The ACLU of Utah remains deeply engaged in a years-long battle to bring reform to Utah's public defender system. Substantive denial of legal counsel has been the status quo for far too long in our state, and we are committed to changing that.
In partnership with Racially Just Utah and others, we have fought to dismantle the school-to-prison pipeline, so that students of color are not be pushed out of school and into the criminal justice system.

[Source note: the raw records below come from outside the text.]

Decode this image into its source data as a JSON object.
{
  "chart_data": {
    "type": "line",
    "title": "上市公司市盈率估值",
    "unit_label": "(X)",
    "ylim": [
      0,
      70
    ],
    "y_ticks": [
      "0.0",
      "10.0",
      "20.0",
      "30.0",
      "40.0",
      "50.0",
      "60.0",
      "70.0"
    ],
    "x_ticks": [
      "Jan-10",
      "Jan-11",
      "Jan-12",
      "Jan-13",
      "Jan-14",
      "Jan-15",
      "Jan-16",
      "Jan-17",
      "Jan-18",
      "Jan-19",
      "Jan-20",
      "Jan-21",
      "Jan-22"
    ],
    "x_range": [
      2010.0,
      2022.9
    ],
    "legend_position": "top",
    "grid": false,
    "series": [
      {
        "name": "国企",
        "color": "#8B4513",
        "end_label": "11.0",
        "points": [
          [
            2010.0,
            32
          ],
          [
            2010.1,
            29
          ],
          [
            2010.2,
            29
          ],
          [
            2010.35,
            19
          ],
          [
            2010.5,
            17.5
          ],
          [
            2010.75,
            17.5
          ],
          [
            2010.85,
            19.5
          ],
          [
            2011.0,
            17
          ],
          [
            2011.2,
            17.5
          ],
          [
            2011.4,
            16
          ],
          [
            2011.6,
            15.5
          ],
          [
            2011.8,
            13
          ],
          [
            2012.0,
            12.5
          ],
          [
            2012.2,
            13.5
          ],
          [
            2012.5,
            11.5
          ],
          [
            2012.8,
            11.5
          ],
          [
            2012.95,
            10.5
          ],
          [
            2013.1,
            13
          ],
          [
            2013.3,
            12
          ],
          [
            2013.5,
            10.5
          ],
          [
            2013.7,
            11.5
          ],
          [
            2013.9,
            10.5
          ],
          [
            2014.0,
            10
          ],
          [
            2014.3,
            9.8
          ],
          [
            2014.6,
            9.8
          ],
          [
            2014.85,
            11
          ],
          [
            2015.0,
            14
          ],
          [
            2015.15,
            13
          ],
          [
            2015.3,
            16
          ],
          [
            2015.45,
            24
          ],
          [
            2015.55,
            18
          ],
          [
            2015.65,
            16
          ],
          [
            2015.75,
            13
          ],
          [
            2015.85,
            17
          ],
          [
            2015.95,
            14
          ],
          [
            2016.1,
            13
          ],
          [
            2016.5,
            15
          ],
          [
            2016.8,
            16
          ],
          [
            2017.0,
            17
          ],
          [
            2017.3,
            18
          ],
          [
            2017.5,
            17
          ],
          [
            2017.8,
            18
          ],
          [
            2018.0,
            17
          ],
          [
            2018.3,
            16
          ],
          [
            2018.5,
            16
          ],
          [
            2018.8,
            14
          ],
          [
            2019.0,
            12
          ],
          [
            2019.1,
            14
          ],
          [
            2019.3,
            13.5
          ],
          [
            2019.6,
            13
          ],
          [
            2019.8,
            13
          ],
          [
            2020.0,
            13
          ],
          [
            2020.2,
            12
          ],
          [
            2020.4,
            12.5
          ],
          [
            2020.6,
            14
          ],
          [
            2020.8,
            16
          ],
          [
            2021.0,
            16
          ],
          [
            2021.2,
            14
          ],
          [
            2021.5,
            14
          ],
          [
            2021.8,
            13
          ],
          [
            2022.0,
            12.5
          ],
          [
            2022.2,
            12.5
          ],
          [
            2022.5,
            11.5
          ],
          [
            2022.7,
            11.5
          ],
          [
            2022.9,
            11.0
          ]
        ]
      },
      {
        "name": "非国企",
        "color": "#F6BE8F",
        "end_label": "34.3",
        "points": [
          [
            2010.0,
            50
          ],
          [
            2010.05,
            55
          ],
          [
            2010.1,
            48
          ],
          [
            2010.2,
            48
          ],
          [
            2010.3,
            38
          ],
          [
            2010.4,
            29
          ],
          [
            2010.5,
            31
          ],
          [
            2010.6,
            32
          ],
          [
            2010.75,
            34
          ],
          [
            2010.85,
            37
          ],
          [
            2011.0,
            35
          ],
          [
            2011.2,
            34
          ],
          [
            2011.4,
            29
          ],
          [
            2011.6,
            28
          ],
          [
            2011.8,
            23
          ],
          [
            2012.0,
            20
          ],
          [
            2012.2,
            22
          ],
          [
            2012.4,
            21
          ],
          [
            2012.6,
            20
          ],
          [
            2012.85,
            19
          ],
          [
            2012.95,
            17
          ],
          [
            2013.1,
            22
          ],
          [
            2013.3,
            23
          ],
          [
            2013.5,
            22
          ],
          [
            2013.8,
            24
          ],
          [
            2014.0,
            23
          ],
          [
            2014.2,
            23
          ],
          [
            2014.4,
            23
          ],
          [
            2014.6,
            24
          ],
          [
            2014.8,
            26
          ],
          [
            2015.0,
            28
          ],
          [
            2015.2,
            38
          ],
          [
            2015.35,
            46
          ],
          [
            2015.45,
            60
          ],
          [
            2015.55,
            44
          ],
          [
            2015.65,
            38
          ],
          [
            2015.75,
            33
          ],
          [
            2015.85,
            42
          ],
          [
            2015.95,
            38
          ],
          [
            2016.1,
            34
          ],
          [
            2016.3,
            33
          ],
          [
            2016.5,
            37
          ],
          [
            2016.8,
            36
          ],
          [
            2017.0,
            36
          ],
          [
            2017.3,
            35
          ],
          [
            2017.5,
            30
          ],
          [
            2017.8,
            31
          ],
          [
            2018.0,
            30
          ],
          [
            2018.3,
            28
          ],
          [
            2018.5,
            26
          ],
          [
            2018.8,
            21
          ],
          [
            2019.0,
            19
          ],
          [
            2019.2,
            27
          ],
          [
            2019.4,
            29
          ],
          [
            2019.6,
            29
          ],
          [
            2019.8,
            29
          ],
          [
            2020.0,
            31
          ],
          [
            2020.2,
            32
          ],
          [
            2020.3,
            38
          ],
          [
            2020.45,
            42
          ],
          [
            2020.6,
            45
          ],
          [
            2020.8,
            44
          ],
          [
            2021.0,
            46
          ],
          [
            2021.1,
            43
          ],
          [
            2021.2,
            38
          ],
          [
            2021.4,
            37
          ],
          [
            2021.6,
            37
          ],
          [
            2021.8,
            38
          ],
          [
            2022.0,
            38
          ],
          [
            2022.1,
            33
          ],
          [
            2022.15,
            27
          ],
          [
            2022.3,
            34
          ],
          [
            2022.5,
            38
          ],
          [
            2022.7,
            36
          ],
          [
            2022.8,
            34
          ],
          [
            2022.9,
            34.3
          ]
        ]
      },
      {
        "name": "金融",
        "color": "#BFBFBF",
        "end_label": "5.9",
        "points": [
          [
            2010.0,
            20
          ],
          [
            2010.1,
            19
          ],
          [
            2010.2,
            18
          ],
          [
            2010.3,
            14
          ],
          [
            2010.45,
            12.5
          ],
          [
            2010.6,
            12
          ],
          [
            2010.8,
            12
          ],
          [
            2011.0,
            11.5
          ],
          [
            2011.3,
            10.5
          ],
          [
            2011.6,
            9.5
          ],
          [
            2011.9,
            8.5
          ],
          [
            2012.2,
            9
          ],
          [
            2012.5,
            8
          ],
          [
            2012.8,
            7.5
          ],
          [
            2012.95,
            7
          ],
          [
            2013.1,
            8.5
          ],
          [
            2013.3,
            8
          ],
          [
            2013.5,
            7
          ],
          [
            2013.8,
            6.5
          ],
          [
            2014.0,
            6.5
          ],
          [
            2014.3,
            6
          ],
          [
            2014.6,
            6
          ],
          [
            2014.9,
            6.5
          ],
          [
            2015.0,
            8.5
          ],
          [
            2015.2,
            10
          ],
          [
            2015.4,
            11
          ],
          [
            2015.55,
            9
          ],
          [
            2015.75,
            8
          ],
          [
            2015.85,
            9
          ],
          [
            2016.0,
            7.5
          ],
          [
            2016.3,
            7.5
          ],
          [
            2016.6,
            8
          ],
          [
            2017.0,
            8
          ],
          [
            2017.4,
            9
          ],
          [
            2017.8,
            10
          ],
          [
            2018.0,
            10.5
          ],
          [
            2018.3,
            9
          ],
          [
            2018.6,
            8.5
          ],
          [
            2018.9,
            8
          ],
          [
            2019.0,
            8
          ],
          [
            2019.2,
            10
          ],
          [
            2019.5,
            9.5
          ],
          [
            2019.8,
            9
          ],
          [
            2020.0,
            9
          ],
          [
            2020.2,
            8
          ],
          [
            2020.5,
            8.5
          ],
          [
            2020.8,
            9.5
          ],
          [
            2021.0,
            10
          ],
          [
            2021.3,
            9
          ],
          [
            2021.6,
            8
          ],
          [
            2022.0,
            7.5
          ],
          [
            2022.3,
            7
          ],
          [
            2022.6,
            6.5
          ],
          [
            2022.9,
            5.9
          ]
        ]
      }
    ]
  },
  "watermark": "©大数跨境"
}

We have worked with prisoner rights groups and the Department of Corrections to slowly reduce and reorient the use of solitary confinement in state correctional facilities.
With libertarian partners, we have passed trend-setting law enforcement transparency legislation, so that Utahns will know how asset forfeiture, special tactical teams and body cameras are being used around the state.
Side-by-side with Planned Parenthood, we have responded to every anti-choice bill proposed each year in the state legislature. In partnership with Equality Utah, we continue to work to end discrimination against LGBTQ Utahns in this new era of marriage equality.
Even as we fight to ensure that new civil liberties violations flowing from the federal government do not become the American status quo, we must remember that our nation's status quo before Nov. 8 was rife with persistent injustices. Communities that previously experienced daily discrimination and civil liberties violations, continue to do so now. We cannot forget them.
This balance is delicate, but critical. We must continue our existing efforts towards reform, while also meeting urgent obligations to confront novel attacks on civil liberties. It won't be easy, but with your support, it will be possible.
Thank you to all those who have joined our efforts. We are determined to not forsake our Constitution.
Brittney Nystrom is executive director of the ACLU of Utah.